Some of you would say, “Well, drop the activities.” And some of you would also argue this is a bed we made so we’d better sleep in it, even if we’re too fucking busy to sleep! And some would probably lump us into those groups of parents who are trying too hard to ensure their children’s success in life by over-booking them, over-scheduling them, and over-parenting them. But here’s the thing: we’ve tried to simplify our lives. We’ve tried to cut things out. In fact, things have gotten cut either on purpose or simply because we’ve been so booked they simply could not be in two places in one time. The problem is, when we cut something out, we eliminate something that actually brings joy and satisfaction to our kids lives. No matter how you slice it, these are the things my kids love. These are the things that get them out of bed in the morning. These are their passions and this is the time they have to pursue them. They don’t wake up excited for school, they drag their feet, moaning and groaning about having to get up. But for a race? For a competition? They’re up and getting ready because that is what they love to do!

 

They do not have to pay a mortgage. They do not have to pay bills. They do not have to work to make ends meet. Right now, they have hours of time to pursue the things they truly love. They have the time to show up, work hard, and come out of that rehearsal space or off the field or out of the pool having learned new skills alongside their peers, having solidified friendships that might keep them out of trouble, and feeling the exhaustion of working hard at something they love.
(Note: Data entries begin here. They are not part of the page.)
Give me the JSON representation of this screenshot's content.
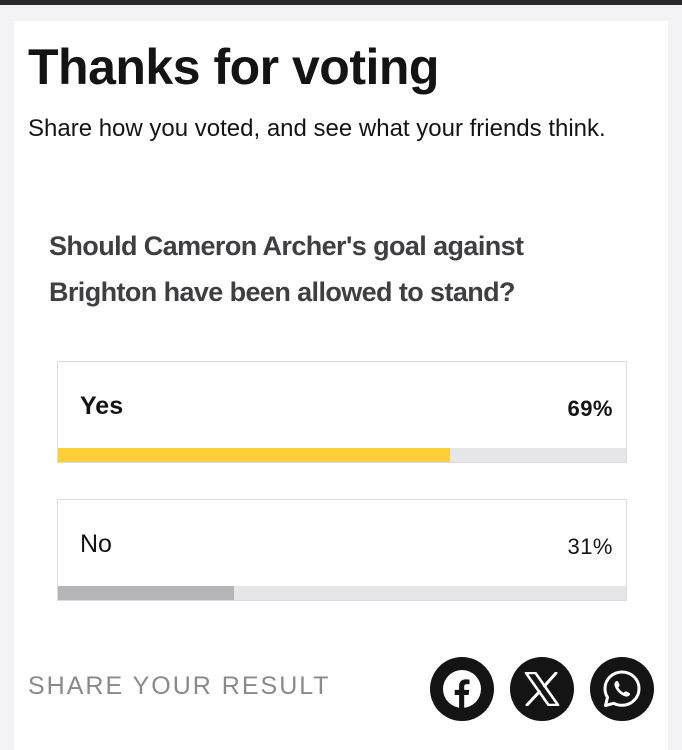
{
  "header": {
    "title": "Thanks for voting",
    "subtitle": "Share how you voted, and see what your friends think."
  },
  "poll": {
    "question": "Should Cameron Archer's goal against Brighton have been allowed to stand?",
    "options": [
      {
        "label": "Yes",
        "percent_text": "69%",
        "percent": 69,
        "selected": true,
        "bar_color": "#fccf37"
      },
      {
        "label": "No",
        "percent_text": "31%",
        "percent": 31,
        "selected": false,
        "bar_color": "#b5b5b8"
      }
    ]
  },
  "share": {
    "label": "SHARE YOUR RESULT",
    "buttons": [
      {
        "icon": "facebook-icon"
      },
      {
        "icon": "x-icon"
      },
      {
        "icon": "whatsapp-icon"
      }
    ]
  },
  "colors": {
    "accent": "#fccf37",
    "text": "#141414",
    "muted": "#8a8a8e",
    "track": "#e6e6e8"
  }
}
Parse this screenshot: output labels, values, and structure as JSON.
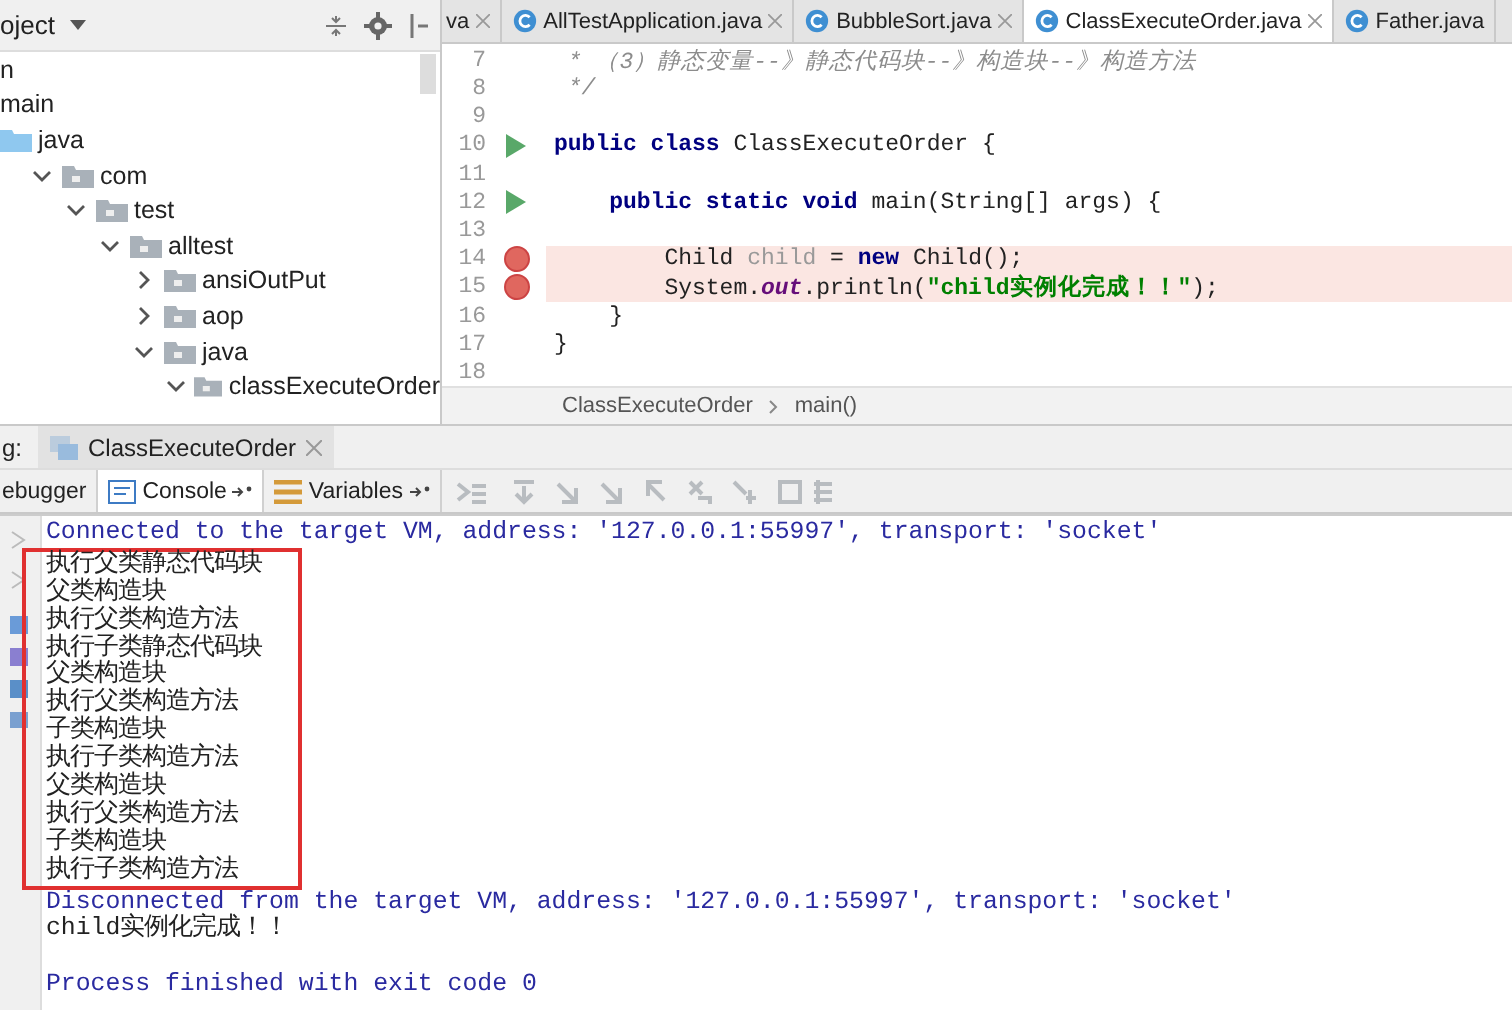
{
  "project_panel": {
    "title": "oject",
    "tree": [
      {
        "label": "n",
        "kind": "text"
      },
      {
        "label": "main",
        "kind": "text",
        "children": [
          {
            "label": "java",
            "kind": "source",
            "children": [
              {
                "label": "com",
                "kind": "folder",
                "expanded": true,
                "children": [
                  {
                    "label": "test",
                    "kind": "folder",
                    "expanded": true,
                    "children": [
                      {
                        "label": "alltest",
                        "kind": "folder",
                        "expanded": true,
                        "children": [
                          {
                            "label": "ansiOutPut",
                            "kind": "folder",
                            "expanded": false
                          },
                          {
                            "label": "aop",
                            "kind": "folder",
                            "expanded": false
                          },
                          {
                            "label": "java",
                            "kind": "folder",
                            "expanded": true,
                            "children": [
                              {
                                "label": "classExecuteOrder",
                                "kind": "folder",
                                "expanded": true
                              }
                            ]
                          }
                        ]
                      }
                    ]
                  }
                ]
              }
            ]
          }
        ]
      }
    ]
  },
  "editor": {
    "tabs": [
      {
        "label": "va",
        "selected": false
      },
      {
        "label": "AllTestApplication.java",
        "selected": false
      },
      {
        "label": "BubbleSort.java",
        "selected": false
      },
      {
        "label": "ClassExecuteOrder.java",
        "selected": true
      },
      {
        "label": "Father.java",
        "selected": false
      }
    ],
    "lines": [
      {
        "number": "7",
        "runnable": false,
        "breakpoint": false,
        "highlighted": false,
        "tokens": [
          {
            "kind": "comment",
            "text": " * （3）静态变量--》静态代码块--》构造块--》构造方法"
          }
        ]
      },
      {
        "number": "8",
        "runnable": false,
        "breakpoint": false,
        "highlighted": false,
        "tokens": [
          {
            "kind": "comment",
            "text": " */"
          }
        ]
      },
      {
        "number": "9",
        "runnable": false,
        "breakpoint": false,
        "highlighted": false
      },
      {
        "number": "10",
        "runnable": true,
        "breakpoint": false,
        "highlighted": false,
        "tokens": [
          {
            "kind": "keyword",
            "text": "public class"
          },
          {
            "kind": "plain",
            "text": " ClassExecuteOrder {"
          }
        ]
      },
      {
        "number": "11",
        "runnable": false,
        "breakpoint": false,
        "highlighted": false
      },
      {
        "number": "12",
        "runnable": true,
        "breakpoint": false,
        "highlighted": false,
        "tokens": [
          {
            "kind": "indent"
          },
          {
            "kind": "keyword",
            "text": "public static void"
          },
          {
            "kind": "plain",
            "text": " main(String[] args) {"
          }
        ]
      },
      {
        "number": "13",
        "runnable": false,
        "breakpoint": false,
        "highlighted": false
      },
      {
        "number": "14",
        "runnable": false,
        "breakpoint": true,
        "highlighted": true,
        "tokens": [
          {
            "kind": "indent"
          },
          {
            "kind": "indent"
          },
          {
            "kind": "plain",
            "text": "Child "
          },
          {
            "kind": "unused",
            "text": "child"
          },
          {
            "kind": "plain",
            "text": " = "
          },
          {
            "kind": "keyword",
            "text": "new"
          },
          {
            "kind": "plain",
            "text": " Child();"
          }
        ]
      },
      {
        "number": "15",
        "runnable": false,
        "breakpoint": true,
        "highlighted": true,
        "tokens": [
          {
            "kind": "indent"
          },
          {
            "kind": "indent"
          },
          {
            "kind": "plain",
            "text": "System."
          },
          {
            "kind": "field",
            "text": "out"
          },
          {
            "kind": "plain",
            "text": ".println("
          },
          {
            "kind": "string",
            "text": "\"child实例化完成！！\""
          },
          {
            "kind": "plain",
            "text": ");"
          }
        ]
      },
      {
        "number": "16",
        "runnable": false,
        "breakpoint": false,
        "highlighted": false,
        "tokens": [
          {
            "kind": "indent"
          },
          {
            "kind": "plain",
            "text": "}"
          }
        ]
      },
      {
        "number": "17",
        "runnable": false,
        "breakpoint": false,
        "highlighted": false,
        "tokens": [
          {
            "kind": "plain",
            "text": "}"
          }
        ]
      },
      {
        "number": "18",
        "runnable": false,
        "breakpoint": false,
        "highlighted": false
      }
    ],
    "breadcrumbs": [
      "ClassExecuteOrder",
      "main()"
    ]
  },
  "debug": {
    "title": "g:",
    "session": "ClassExecuteOrder",
    "tabs": [
      {
        "label": "ebugger",
        "selected": false
      },
      {
        "label": "Console",
        "selected": true
      },
      {
        "label": "Variables",
        "selected": false
      }
    ],
    "console": [
      {
        "kind": "system",
        "text": "Connected to the target VM, address: '127.0.0.1:55997', transport: 'socket'"
      },
      {
        "kind": "output",
        "text": "执行父类静态代码块"
      },
      {
        "kind": "output",
        "text": "父类构造块"
      },
      {
        "kind": "output",
        "text": "执行父类构造方法"
      },
      {
        "kind": "output",
        "text": "执行子类静态代码块"
      },
      {
        "kind": "output",
        "text": "父类构造块"
      },
      {
        "kind": "output",
        "text": "执行父类构造方法"
      },
      {
        "kind": "output",
        "text": "子类构造块"
      },
      {
        "kind": "output",
        "text": "执行子类构造方法"
      },
      {
        "kind": "output",
        "text": "父类构造块"
      },
      {
        "kind": "output",
        "text": "执行父类构造方法"
      },
      {
        "kind": "output",
        "text": "子类构造块"
      },
      {
        "kind": "output",
        "text": "执行子类构造方法"
      },
      {
        "kind": "system",
        "text": "Disconnected from the target VM, address: '127.0.0.1:55997', transport: 'socket'"
      },
      {
        "kind": "output",
        "text": "child实例化完成！！"
      },
      {
        "kind": "blank"
      },
      {
        "kind": "system",
        "text": "Process finished with exit code 0"
      }
    ]
  }
}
Yes, it’s damn near impossible to schedule a birthday party, but to see the smile on their sweaty faces when they’ve danced hard, or raced hard, or finally landed that back handspring, makes it worth the scheduling nightmare. We may spend weekend after weekend sitting in an auditorium, or at a track, or in a pool, watching them instead of doing the things we want to do, but maybe, just maybe, this will teach them to follow that passion, to follow that love. Maybe it will help them chase that sense of accomplishment at the end of everyday, so when they do choose what path they’ll take as adults, they’ll know what it feels like to love something and go after it. They’ll pursue something that might exhaust them but will also energize them because they have aligned themselves with their passion rather than doing what they feel they have to do.
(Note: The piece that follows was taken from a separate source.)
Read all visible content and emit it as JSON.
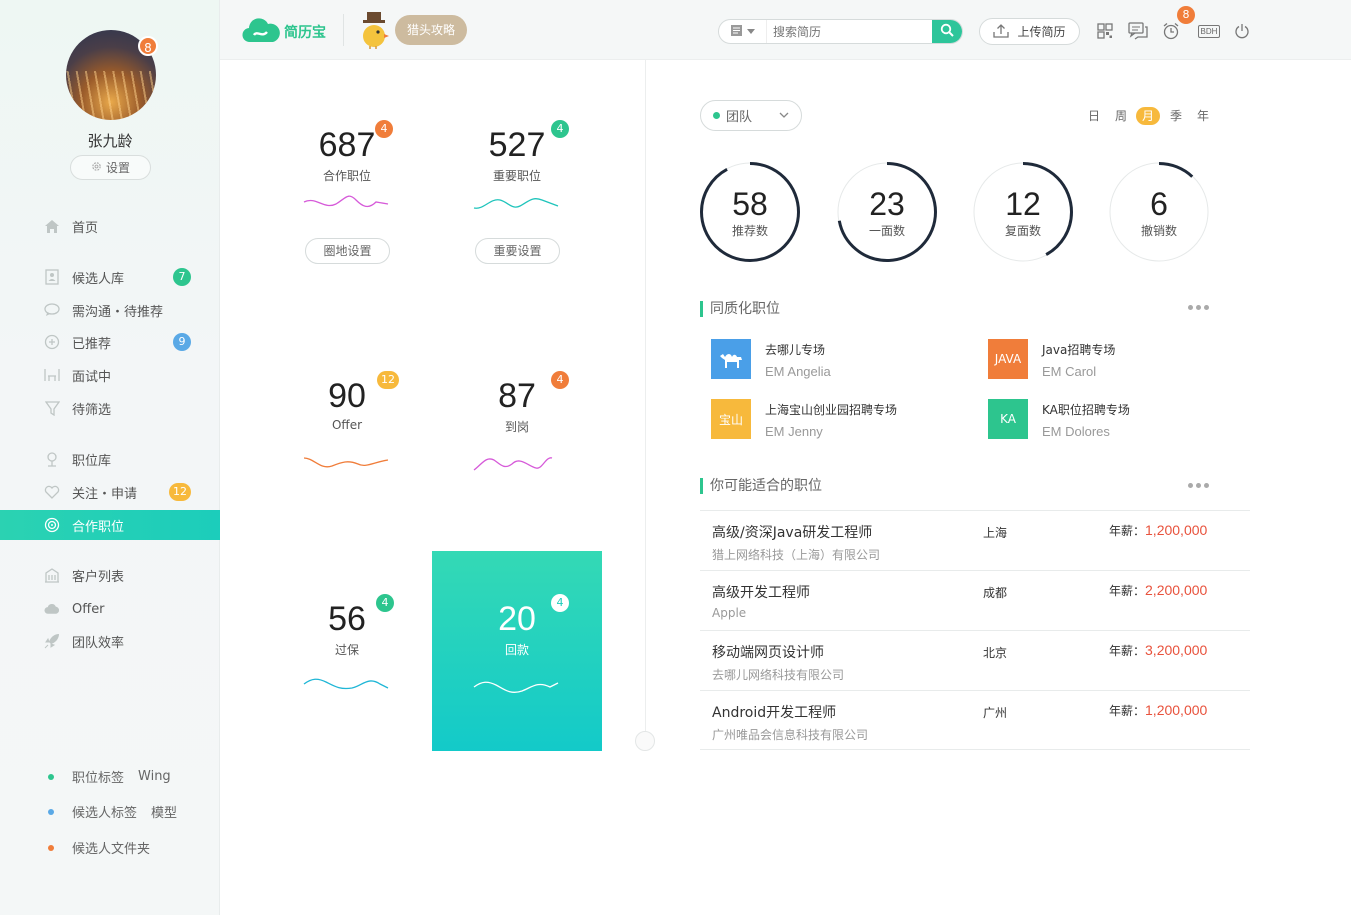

I’m tired. But I’m tired from running back and forth so that my child could do what she loves. I got to see her face shine on stage. And I got to be there when she was disappointed when it didn’t. This is the stuff that will enable her to reach her full potential as an adult. She knows what it feels like to spend the day working hard at something she loves, and she knows what it feels like to be stuck, bored, doing things she doesn’t. Hopefully, that knowing will make the difference between her pursuing a career she is passionate about rather than settling for something less than. Right now, my kids are doing what it is they want to do rather than wasting time on social media, partying, doing drugs and so forth. Right now, they have big dreams for their futures, dreams that involve these activities. They may change their minds when they get older and do something different, but when I look back on this time in our lives I doubt I’m going to say, I wish we’d just stayed home more often. I hope to look back on this time and say, I’m glad I gave them that chance, even if my life is a little more exhausting because of it.